Our journey starts in a cesspool of repression: the Gaza Strip. That's the slice of Palestinian land bordering on Egypt, terrorized by Hamas and further squeezed by Israel.
Just before Tunisia and Egypt made headlines, an extraordinary statement issued forth from Gaza. Three women and five men - university students all - released a cyber plea for progress on behalf of young people, who make up 50 per cent of Gaza's 1.5 million residents.
The Gaza Youth's Manifesto for Change begins by blasting Hamas, which "has been doing all they can to control our thoughts, behaviour and aspirations." Then the dissidents scorn Israel, the United Nations and the United States. Finally, their fury turns to Fatah, the secular Palestinian political party that competes with Hamas for credibility and clout. "Politics is bollocks, it is screwing our lives up," vents one of the manifesto's drafters.
So what exactly do he and his fellow activists want? Says their statement: "We want to be free. We want to be able to live a normal life. We want peace. Is that too much to ask?"

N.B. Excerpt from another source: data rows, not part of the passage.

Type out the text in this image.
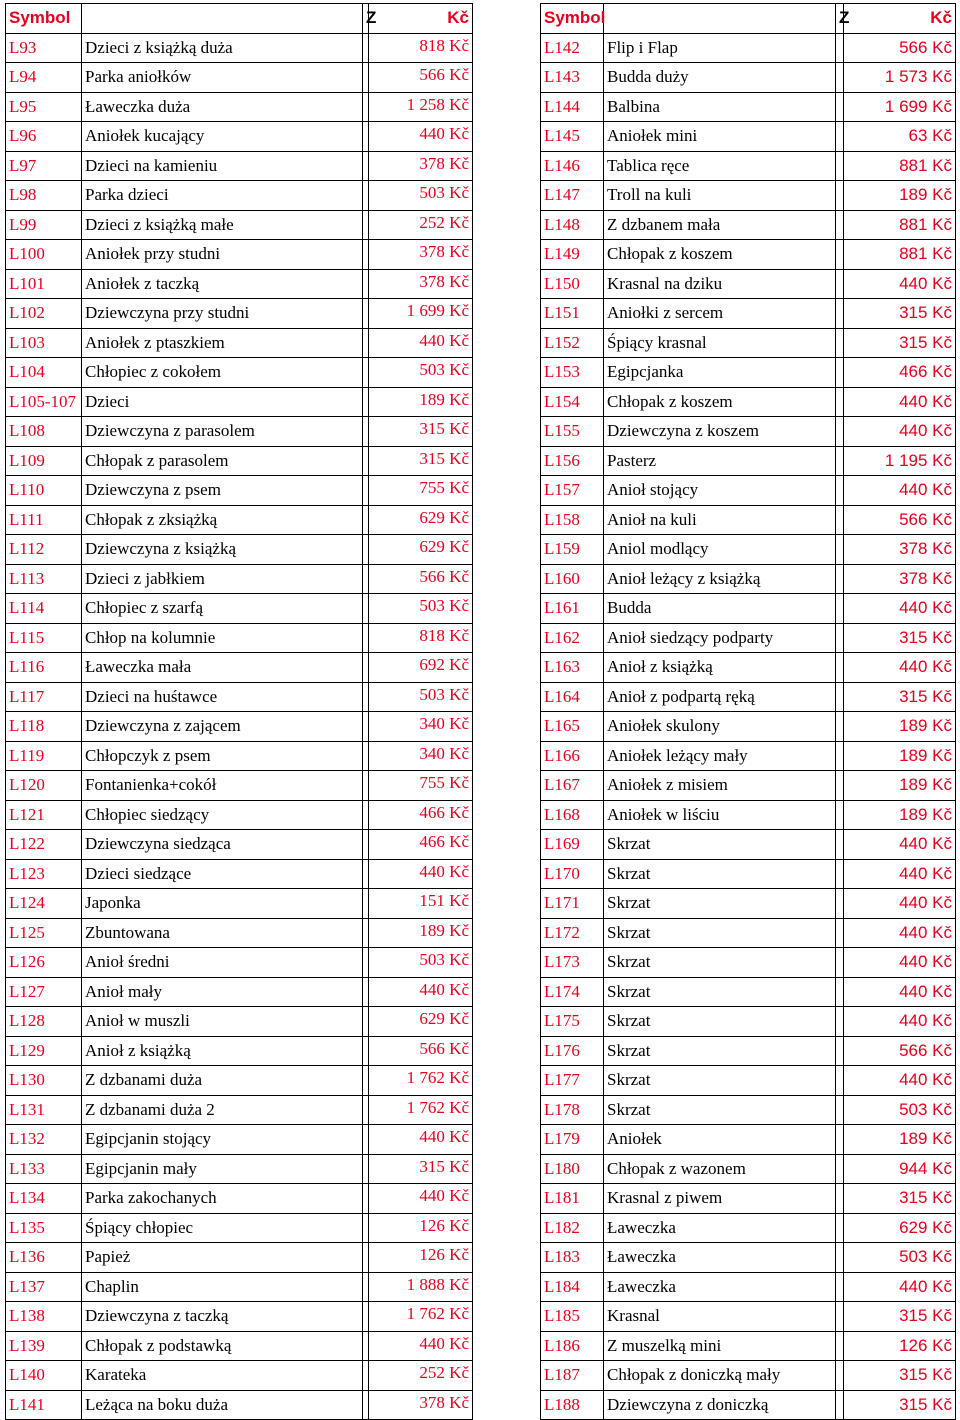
Symbol		Z	Kč
L93	Dzieci z książką duża		818 Kč
L94	Parka aniołków		566 Kč
L95	Ławeczka duża		1 258 Kč
L96	Aniołek kucający		440 Kč
L97	Dzieci na kamieniu		378 Kč
L98	Parka dzieci		503 Kč
L99	Dzieci z książką małe		252 Kč
L100	Aniołek przy studni		378 Kč
L101	Aniołek z taczką		378 Kč
L102	Dziewczyna przy studni		1 699 Kč
L103	Aniołek z ptaszkiem		440 Kč
L104	Chłopiec z cokołem		503 Kč
L105-107	Dzieci		189 Kč
L108	Dziewczyna z parasolem		315 Kč
L109	Chłopak z parasolem		315 Kč
L110	Dziewczyna z psem		755 Kč
L111	Chłopak z zksiążką		629 Kč
L112	Dziewczyna z książką		629 Kč
L113	Dzieci z jabłkiem		566 Kč
L114	Chłopiec z szarfą		503 Kč
L115	Chłop na kolumnie		818 Kč
L116	Ławeczka mała		692 Kč
L117	Dzieci na huśtawce		503 Kč
L118	Dziewczyna z zającem		340 Kč
L119	Chłopczyk z psem		340 Kč
L120	Fontanienka+cokół		755 Kč
L121	Chłopiec siedzący		466 Kč
L122	Dziewczyna siedząca		466 Kč
L123	Dzieci siedzące		440 Kč
L124	Japonka		151 Kč
L125	Zbuntowana		189 Kč
L126	Anioł średni		503 Kč
L127	Anioł mały		440 Kč
L128	Anioł w muszli		629 Kč
L129	Anioł z książką		566 Kč
L130	Z dzbanami duża		1 762 Kč
L131	Z dzbanami duża 2		1 762 Kč
L132	Egipcjanin stojący		440 Kč
L133	Egipcjanin mały		315 Kč
L134	Parka zakochanych		440 Kč
L135	Śpiący chłopiec		126 Kč
L136	Papież		126 Kč
L137	Chaplin		1 888 Kč
L138	Dziewczyna z taczką		1 762 Kč
L139	Chłopak z podstawką		440 Kč
L140	Karateka		252 Kč
L141	Leżąca na boku duża		378 Kč
Symbol		Z	Kč
L142	Flip i Flap		566 Kč
L143	Budda duży		1 573 Kč
L144	Balbina		1 699 Kč
L145	Aniołek mini		63 Kč
L146	Tablica ręce		881 Kč
L147	Troll na kuli		189 Kč
L148	Z dzbanem mała		881 Kč
L149	Chłopak z koszem		881 Kč
L150	Krasnal na dziku		440 Kč
L151	Aniołki z sercem		315 Kč
L152	Śpiący krasnal		315 Kč
L153	Egipcjanka		466 Kč
L154	Chłopak z koszem		440 Kč
L155	Dziewczyna z koszem		440 Kč
L156	Pasterz		1 195 Kč
L157	Anioł stojący		440 Kč
L158	Anioł na kuli		566 Kč
L159	Aniol modlący		378 Kč
L160	Anioł leżący z książką		378 Kč
L161	Budda		440 Kč
L162	Anioł siedzący podparty		315 Kč
L163	Anioł z książką		440 Kč
L164	Anioł z podpartą ręką		315 Kč
L165	Aniołek skulony		189 Kč
L166	Aniołek leżący mały		189 Kč
L167	Aniołek z misiem		189 Kč
L168	Aniołek w liściu		189 Kč
L169	Skrzat		440 Kč
L170	Skrzat		440 Kč
L171	Skrzat		440 Kč
L172	Skrzat		440 Kč
L173	Skrzat		440 Kč
L174	Skrzat		440 Kč
L175	Skrzat		440 Kč
L176	Skrzat		566 Kč
L177	Skrzat		440 Kč
L178	Skrzat		503 Kč
L179	Aniołek		189 Kč
L180	Chłopak z wazonem		944 Kč
L181	Krasnal z piwem		315 Kč
L182	Ławeczka		629 Kč
L183	Ławeczka		503 Kč
L184	Ławeczka		440 Kč
L185	Krasnal		315 Kč
L186	Z muszelką mini		126 Kč
L187	Chłopak z doniczką mały		315 Kč
L188	Dziewczyna z doniczką		315 Kč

For the moment, it might be. They've posted the manifesto anonymously because, in Gaza, "you can be thrown in jail at any time." And you'd be endangering more than yourself. Authorities "will threaten you with ruining your family reputation and that would be it."

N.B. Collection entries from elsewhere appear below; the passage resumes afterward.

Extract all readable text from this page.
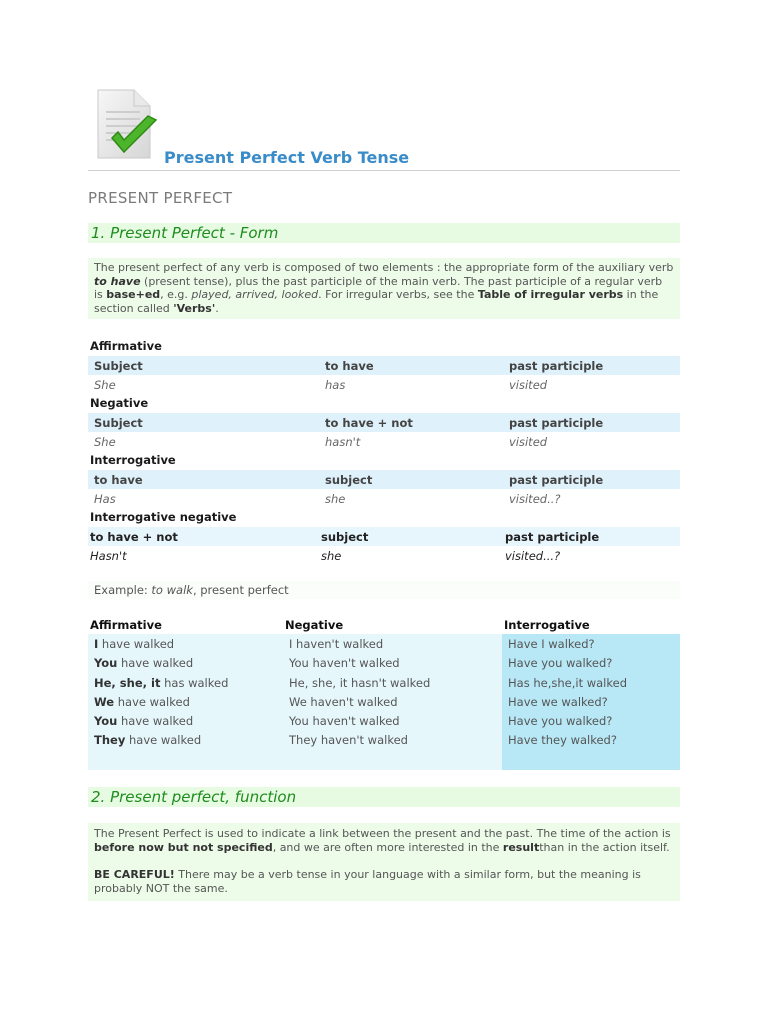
Present Perfect Verb Tense
PRESENT PERFECT
1. Present Perfect - Form
The present perfect of any verb is composed of two elements : the appropriate form of the auxiliary verb to have (present tense), plus the past participle of the main verb. The past participle of a regular verb is base+ed, e.g. played, arrived, looked. For irregular verbs, see the Table of irregular verbs in the section called 'Verbs'.
Affirmative
Subject	to have	past participle
She	has	visited
Negative
Subject	to have + not	past participle
She	hasn't	visited
Interrogative
to have	subject	past participle
Has	she	visited..?
Interrogative negative
to have + not	subject	past participle
Hasn't	she	visited...?
Example: to walk, present perfect
Affirmative	Negative	Interrogative
I have walked	I haven't walked	Have I walked?
You have walked	You haven't walked	Have you walked?
He, she, it has walked	He, she, it hasn't walked	Has he,she,it walked
We have walked	We haven't walked	Have we walked?
You have walked	You haven't walked	Have you walked?
They have walked	They haven't walked	Have they walked?

2. Present perfect, function

The Present Perfect is used to indicate a link between the present and the past. The time of the action is before now but not specified, and we are often more interested in the resultthan in the action itself.

BE CAREFUL! There may be a verb tense in your language with a similar form, but the meaning is probably NOT the same.
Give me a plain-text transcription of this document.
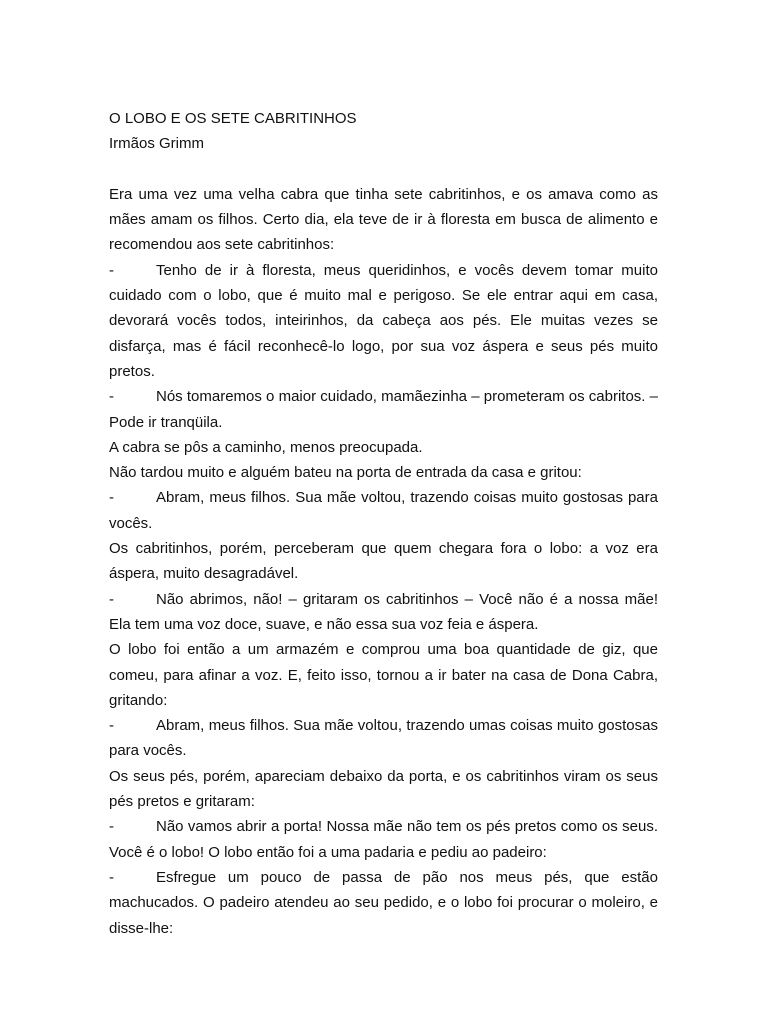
O LOBO E OS SETE CABRITINHOS

Irmãos Grimm

Era uma vez uma velha cabra que tinha sete cabritinhos, e os amava como as mães amam os filhos. Certo dia, ela teve de ir à floresta em busca de alimento e recomendou aos sete cabritinhos:

-	Tenho de ir à floresta, meus queridinhos, e vocês devem tomar muito cuidado com o lobo, que é muito mal e perigoso. Se ele entrar aqui em casa, devorará vocês todos, inteirinhos, da cabeça aos pés. Ele muitas vezes se disfarça, mas é fácil reconhecê-lo logo, por sua voz áspera e seus pés muito pretos.

-	Nós tomaremos o maior cuidado, mamãezinha – prometeram os cabritos. – Pode ir tranqüila.

A cabra se pôs a caminho, menos preocupada.

Não tardou muito e alguém bateu na porta de entrada da casa e gritou:

-	Abram, meus filhos. Sua mãe voltou, trazendo coisas muito gostosas para vocês.

Os cabritinhos, porém, perceberam que quem chegara fora o lobo: a voz era áspera, muito desagradável.

-	Não abrimos, não! – gritaram os cabritinhos – Você não é a nossa mãe! Ela tem uma voz doce, suave, e não essa sua voz feia e áspera.

O lobo foi então a um armazém e comprou uma boa quantidade de giz, que comeu, para afinar a voz. E, feito isso, tornou a ir bater na casa de Dona Cabra, gritando:

-	Abram, meus filhos. Sua mãe voltou, trazendo umas coisas muito gostosas para vocês.

Os seus pés, porém, apareciam debaixo da porta, e os cabritinhos viram os seus pés pretos e gritaram:

-	Não vamos abrir a porta! Nossa mãe não tem os pés pretos como os seus. Você é o lobo! O lobo então foi a uma padaria e pediu ao padeiro:

-	Esfregue um pouco de passa de pão nos meus pés, que estão machucados. O padeiro atendeu ao seu pedido, e o lobo foi procurar o moleiro, e disse-lhe:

Still, the fact that they've expressed such taboo sentiments in a public space - on Facebook - reflects a healthy evolution that I've been tracking among young Palestinians, including those who live in the other Palestinian territory: the West Bank.
In February of 2005, I found myself surrounded by students at An-Najah National University in the heart of the West Bank. During my impromptu visit, students seemed eager to talk. "Now that Arafat is gone," one of them remarked, "it is time to accept Israel."
He continued: "I want the occupation to end, but I am also a human being with dreams and hopes for the future. To reach my dreams as an individual, I have to live peacefully with Jews and we all have to go into the future."
Other students could have denounced him to defend the sanctity of the national liberation campaign. They didn't.
A year later in Egypt, I moderated a roundtable discussion of Middle Eastern and North African youth. The Palestinian delegates grumbled that their politicians treated them as "suspect" and "deviant." Innovative ideas got tarred as "dangerous" by "inaccessible" elders.
Then this: "We cannot keep blaming the Israelis for our problems. We all know that opinions in our Arab societies are determined by family loyalties instead of reason." Nobody disputed that claim. Trust me, these kids knew how to argue. You should have seen the Saudi girls rip into the guys.
Whatever their grievances with each other, everyone concluded that liberation means succeeding on your own terms. And that requires freedom.
The good news is that young Palestinians in the West Bank are now enjoying a shot at the future thanks to their prime minister. Salam Fayyad, a U.S.-educated economist, gets giddy about audits. Since August of 2009, he's been cleaning up corruption and emphasizing achievement.
Under Mr. Fayyad, international aid has increased and mostly gone where it should. Economic growth is touching double digits at a time of global recession. Ex-radicals muse about the prospect of American universities sponsoring MBA programs in the West Bank. The prime minister even pushes for community projects as simple as soccer pitches for children.
Mr. Fayyad's goal: to build accountable institutions that can pave the way to Palestinian statehood in the next year or two. More than a few vested Arab interests would love to see him fail. The same could have been said for many Israeli power players - until this past week. The Egyptian upheaval suddenly makes Mr. Fayyad a bright spot in an increasingly complicated conflict.
The Gaza students warn that "we are sick and tired of living a shitty life, being kept in jail by Israel, beaten up by Hamas and completely ignored by the rest of the world. There is a revolution growing inside of us …"
At least one Arab leader can be trusted to hear them - and show others how to listen.